China has been mostly muted as India and Vietnam have drawn strategically closer. It’s yet to be seen if China will challenge Indian energy firm ONGC Videsh’s two-year extension given by Hanoi last month to explore for oil in the South China Sea, as it did this month with Spanish energy company Repsol’s drilling in a separate area.

One view of India’s foray into the South China Sea is to keep China concentrated in a more proximal area and diminish its rising interest in the Indian Ocean, where India has traditionally had preeminence. But it’s just as likely China moves more aggressively into the Indian Ocean, where it is developing a string of ports in India’s neighboring nations, if New Delhi sells and delivers the BrahMos system to Vietnam.

It’s still possible that Vietnam’s mixed messaging on the status of the proposed missile sale was meant to send a signal to both nations – a notice to China that better defense is at the forefront of its mind after Beijing’s pressure to stop exploration in the area, and a goad to India that it wants to finalize the deal after a drawn-out negotiation that has garnered more strategic think pieces than actual deliverables.

Vietnam is turning increasingly to major powers for security cooperation and stronger deterrence against China’s militarization of the features it controls in the South China Sea.

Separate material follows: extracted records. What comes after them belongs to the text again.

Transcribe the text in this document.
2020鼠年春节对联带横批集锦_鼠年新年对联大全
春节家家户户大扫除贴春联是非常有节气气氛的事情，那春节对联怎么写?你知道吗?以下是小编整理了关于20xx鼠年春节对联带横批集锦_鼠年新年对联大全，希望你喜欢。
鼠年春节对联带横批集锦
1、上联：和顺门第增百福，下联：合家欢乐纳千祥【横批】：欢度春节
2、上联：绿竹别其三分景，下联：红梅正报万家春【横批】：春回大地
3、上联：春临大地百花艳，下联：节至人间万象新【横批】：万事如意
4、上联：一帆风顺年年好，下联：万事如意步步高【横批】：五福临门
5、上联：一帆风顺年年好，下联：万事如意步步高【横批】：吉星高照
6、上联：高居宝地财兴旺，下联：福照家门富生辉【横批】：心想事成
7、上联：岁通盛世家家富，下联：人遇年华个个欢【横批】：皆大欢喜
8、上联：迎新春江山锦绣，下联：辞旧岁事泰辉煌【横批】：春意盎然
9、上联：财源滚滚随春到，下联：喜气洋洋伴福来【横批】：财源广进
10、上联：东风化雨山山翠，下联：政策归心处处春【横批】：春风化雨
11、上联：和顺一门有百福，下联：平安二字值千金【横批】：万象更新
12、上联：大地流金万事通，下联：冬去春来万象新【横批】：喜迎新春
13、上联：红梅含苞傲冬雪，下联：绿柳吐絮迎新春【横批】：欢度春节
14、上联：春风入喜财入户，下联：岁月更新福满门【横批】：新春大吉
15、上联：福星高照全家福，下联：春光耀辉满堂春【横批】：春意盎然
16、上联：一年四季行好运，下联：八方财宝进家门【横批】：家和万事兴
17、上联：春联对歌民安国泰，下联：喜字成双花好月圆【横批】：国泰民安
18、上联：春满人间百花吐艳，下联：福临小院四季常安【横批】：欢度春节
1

Reports indicated Beijing threatened military action if Vietnam did not withdrawal its Spanish concessionaire’s exploration ship from contested waters, but later reports played down that an actual threat was made.

Vietnam’s bid to push China into a binding code of conduct in the area via the Association of Southeast Asian Nations was iced after the consensus-driven organization failed to reach agreement on the issue this month in Manila. Hanoi has become a lone voice in the association on the need to take a tougher stand on China’s perceived provocations in the maritime area.

That perceived multilateral failure makes the fast acquisition of BrahMos missiles even more important to Vietnam. But as India reaches a delicate rapprochement with China in the Himalayas after the worst flare-up between the two Asian giants in decades, it’s not clear yet India aims to push the deal forward, if, indeed, it hasn’t already quietly been done.